Midtown office availability dropped to 9.7 percent in May while Downtown availability shrunk to 12.2 percent, trends that were partially offset by an increase in available space, to 6.8 percent, in Midtown South, according to DTZ.
Class A asking rents dipped across all three submarkets to an average of $77.09 per square foot in Manhattan – down nine cents per square foot – while Class B asking rents reached an average of $60.21 per square foot, eclipsing $60 per square foot “for the first time in history,” DTZ said.
The Manhattan office market “remains strong as we approach the mid-year mark,” Richard Persichetti, DTZ’s vice president of research, marketing and consulting, told The Real Deal.
“The increase in available supply in Midtown South only creates more opportunities for tenants in one of the most sought-after markets in the country,” he added, predicting that available supply in Midtown and Downtown would decrease further over the rest of the year.

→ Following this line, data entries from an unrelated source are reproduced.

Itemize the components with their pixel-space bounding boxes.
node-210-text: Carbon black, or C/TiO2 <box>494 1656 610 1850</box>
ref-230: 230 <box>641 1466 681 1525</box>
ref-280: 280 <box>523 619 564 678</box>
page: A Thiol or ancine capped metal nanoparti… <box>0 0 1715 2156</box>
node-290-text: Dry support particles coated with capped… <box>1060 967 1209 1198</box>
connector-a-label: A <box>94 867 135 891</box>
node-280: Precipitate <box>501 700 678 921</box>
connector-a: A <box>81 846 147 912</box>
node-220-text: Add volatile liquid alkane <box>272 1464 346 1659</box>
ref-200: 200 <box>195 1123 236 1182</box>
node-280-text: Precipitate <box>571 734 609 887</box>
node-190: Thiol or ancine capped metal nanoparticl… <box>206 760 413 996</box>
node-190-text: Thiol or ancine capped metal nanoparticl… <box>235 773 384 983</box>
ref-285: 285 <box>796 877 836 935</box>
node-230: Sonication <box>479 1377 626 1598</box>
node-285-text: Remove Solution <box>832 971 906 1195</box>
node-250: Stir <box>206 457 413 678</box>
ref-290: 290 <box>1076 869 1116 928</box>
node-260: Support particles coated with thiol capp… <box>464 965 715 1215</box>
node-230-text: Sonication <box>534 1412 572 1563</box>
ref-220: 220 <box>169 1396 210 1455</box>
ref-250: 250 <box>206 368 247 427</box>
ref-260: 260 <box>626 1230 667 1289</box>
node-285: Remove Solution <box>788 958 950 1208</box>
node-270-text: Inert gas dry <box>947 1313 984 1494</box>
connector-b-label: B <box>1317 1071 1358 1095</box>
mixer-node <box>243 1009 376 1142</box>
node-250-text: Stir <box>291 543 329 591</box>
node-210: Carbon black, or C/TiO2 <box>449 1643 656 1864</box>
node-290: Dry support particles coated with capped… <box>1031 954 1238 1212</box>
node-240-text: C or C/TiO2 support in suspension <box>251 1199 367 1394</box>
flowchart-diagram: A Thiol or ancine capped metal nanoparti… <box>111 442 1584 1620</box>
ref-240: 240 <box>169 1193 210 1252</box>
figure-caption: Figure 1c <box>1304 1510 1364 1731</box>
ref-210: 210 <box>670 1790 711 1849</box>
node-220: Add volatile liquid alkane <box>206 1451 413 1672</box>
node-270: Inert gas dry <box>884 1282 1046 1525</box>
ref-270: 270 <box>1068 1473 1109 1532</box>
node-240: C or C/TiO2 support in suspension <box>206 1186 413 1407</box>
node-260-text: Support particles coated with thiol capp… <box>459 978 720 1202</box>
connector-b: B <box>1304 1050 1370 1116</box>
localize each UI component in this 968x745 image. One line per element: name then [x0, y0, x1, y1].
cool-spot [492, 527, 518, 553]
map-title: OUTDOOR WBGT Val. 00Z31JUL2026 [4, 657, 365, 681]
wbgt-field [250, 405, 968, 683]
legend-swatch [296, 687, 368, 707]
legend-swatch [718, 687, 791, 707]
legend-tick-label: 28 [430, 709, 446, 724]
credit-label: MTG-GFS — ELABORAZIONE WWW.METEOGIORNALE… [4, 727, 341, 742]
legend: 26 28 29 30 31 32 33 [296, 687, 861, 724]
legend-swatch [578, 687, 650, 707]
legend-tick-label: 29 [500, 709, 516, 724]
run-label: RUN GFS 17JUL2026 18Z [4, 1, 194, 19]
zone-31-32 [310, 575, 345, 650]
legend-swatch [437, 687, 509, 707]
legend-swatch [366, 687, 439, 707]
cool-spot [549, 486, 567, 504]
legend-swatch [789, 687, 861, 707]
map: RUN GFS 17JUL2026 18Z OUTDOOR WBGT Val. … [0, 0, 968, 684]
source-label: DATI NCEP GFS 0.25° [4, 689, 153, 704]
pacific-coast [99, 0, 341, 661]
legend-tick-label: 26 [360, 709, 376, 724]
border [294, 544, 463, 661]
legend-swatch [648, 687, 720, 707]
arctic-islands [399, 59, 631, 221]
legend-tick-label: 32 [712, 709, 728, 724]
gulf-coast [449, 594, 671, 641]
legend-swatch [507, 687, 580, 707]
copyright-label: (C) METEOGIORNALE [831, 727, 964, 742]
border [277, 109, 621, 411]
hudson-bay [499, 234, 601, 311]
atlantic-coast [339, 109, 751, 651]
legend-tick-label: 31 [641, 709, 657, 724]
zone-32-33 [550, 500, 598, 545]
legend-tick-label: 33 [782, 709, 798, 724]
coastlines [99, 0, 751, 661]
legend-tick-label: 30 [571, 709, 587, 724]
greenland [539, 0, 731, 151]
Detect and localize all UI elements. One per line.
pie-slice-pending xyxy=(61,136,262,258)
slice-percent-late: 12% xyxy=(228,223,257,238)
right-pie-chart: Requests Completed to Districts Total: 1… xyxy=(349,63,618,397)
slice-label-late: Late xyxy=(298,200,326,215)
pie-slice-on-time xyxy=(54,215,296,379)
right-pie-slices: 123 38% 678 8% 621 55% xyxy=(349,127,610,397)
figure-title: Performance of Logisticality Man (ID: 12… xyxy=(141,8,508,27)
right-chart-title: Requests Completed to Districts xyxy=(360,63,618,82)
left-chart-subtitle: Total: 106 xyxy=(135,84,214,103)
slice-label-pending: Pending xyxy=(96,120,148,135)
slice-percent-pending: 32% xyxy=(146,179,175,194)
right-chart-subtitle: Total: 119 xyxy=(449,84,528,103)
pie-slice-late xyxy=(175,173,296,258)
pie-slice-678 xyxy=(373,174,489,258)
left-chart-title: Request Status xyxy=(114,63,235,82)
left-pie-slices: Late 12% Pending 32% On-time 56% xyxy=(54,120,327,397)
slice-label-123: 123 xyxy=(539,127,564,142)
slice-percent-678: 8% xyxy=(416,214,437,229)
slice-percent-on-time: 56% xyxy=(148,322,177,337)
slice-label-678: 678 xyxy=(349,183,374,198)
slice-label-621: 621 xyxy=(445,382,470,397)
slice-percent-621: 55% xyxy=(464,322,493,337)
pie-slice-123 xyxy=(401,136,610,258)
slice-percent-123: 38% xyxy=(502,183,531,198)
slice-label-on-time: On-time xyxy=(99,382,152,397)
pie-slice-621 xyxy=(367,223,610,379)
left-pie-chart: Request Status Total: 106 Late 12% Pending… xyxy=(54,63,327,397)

DTZ noted that the market “continued to chip away” at 2.3 million square feet of negative absorption posted in January, having posted around 1 million square feet of positive absorption through May since the start of the year.
The Midtown market “has recovered almost all” of nearly 1 million square feet of space brought to the market at the start of the year.
The Downtown market inked only one leasing transaction greater than 100,000 square feet through the first five months of the year, DTZ added, compared to six such deals through the same period last year. The firm noted that 75 percent of Downtown’s leasing activity has come from leases under 20,000 square feet, compared to 70 percent last year.
DTZ acquired rival brokerage Cushman & Wakefield in a $2 billion deal last month, with Cushman’s Ron Lo Russo set to head the combined company’s New York office.